Flat Budgets to Force Tough Army Choices
The Army faces tough choices as it pushes ahead with an ambitious modernization effort during a time of flat budgets, the service’s top officer said.
“We can’t have everything," Army Chief of Staff Gen. James McConville said July 31 during a virtual event hosted by the Center for Strategic and International Studies.
Work on the Army’s six modernization priorities—long-range precision fires, next-generation combat vehicle, future vertical lift, the network, air and missile defense and soldier lethality—is well underway, he said, citing as examples tests of new hypersonic capabilities, mid-range missiles and an extended range cannon, he said.
These six essential capabilities “have to happen,” McConville said, “so some of the things that may be incremental improvements to our current systems, we are not going to be able to invest in, although some would like us to.”
The Army’s modernization priorities fuel a “major transformational effort” in the Army, McConville said.

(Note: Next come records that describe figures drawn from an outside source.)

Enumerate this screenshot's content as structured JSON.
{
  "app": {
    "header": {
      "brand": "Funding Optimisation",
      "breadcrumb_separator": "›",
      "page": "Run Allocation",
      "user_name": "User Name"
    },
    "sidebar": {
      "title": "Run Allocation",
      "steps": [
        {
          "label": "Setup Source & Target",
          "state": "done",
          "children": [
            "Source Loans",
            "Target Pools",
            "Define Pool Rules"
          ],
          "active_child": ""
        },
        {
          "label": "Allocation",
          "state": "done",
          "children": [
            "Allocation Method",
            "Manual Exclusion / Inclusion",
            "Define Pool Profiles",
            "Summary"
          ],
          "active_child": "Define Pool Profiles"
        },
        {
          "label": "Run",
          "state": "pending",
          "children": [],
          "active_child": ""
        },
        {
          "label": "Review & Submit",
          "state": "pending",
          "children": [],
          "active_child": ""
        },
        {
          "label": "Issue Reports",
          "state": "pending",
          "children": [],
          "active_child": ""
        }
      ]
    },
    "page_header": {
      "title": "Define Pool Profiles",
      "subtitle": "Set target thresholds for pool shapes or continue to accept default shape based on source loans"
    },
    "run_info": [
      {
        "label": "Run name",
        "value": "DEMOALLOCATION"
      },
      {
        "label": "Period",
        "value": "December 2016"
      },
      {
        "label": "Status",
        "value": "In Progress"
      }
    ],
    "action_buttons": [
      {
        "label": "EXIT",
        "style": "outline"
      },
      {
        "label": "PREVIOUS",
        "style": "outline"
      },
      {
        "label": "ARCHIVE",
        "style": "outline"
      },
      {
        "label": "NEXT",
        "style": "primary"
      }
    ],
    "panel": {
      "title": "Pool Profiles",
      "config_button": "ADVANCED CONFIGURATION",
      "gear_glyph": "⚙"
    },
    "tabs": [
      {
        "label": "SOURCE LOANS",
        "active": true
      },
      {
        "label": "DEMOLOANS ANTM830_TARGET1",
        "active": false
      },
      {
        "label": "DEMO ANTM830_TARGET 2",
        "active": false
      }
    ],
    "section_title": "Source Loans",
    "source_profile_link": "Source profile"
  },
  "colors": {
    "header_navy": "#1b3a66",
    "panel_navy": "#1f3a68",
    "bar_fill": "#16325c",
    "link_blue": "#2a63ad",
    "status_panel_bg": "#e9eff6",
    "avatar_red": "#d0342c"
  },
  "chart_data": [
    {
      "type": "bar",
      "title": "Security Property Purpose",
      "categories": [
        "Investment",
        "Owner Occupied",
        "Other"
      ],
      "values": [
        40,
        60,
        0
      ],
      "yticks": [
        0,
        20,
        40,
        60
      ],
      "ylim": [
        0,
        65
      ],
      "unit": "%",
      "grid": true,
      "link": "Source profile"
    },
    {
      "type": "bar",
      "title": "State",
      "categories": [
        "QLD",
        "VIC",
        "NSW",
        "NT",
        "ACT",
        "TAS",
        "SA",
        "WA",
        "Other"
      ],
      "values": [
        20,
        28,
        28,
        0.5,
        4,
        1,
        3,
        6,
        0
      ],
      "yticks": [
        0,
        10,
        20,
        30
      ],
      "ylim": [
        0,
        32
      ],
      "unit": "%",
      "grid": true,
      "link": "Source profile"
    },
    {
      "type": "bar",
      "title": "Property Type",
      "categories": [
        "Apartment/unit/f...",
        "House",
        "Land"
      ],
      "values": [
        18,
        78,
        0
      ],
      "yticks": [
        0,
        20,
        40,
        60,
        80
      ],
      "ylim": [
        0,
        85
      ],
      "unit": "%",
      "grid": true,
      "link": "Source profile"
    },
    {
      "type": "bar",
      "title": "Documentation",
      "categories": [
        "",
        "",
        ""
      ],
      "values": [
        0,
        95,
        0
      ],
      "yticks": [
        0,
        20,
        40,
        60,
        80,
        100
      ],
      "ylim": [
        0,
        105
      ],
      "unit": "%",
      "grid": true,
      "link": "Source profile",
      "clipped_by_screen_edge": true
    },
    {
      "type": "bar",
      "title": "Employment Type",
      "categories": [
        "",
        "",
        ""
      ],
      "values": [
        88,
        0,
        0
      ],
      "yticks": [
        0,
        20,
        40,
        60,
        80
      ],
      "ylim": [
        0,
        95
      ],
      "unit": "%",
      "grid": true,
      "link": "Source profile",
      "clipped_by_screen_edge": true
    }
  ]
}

From new equipment and units to a new operating concept and a 21st century talent management system, the Army’s efforts now will “set the course for the next 40 years,” he said. “They are going to allow us to have overmatch and great-power competition, so I think it is very, very important that we continue these efforts.”
As the Army modernizes the force, leaders also continue to work closely with the other services and partners and allies, particularly in the Indo-Pacific, which is a priority region outlined in the National Defense Strategy, McConville said.
“When we look at the region, there’s great-power competition there, and great-power competition is really about the people,” he said.
As part of the joint force, the Army looks to help meet combatant commanders’ needs. This includes providing capabilities such as a security force assistance brigade that can advise, assist and develop strong relationships with allies and partners, McConville said. Another capability is the Army’s new multidomain task force, which can provide long-term, long-range precision effects or fires, he said.
The Army’s partners and allies in the Indo-Pacific are looking for “a strong friendship, a strong partnership,” McConville said. “They want a free and open Indo-Pacific. They want to be able to have a stable and secure area.”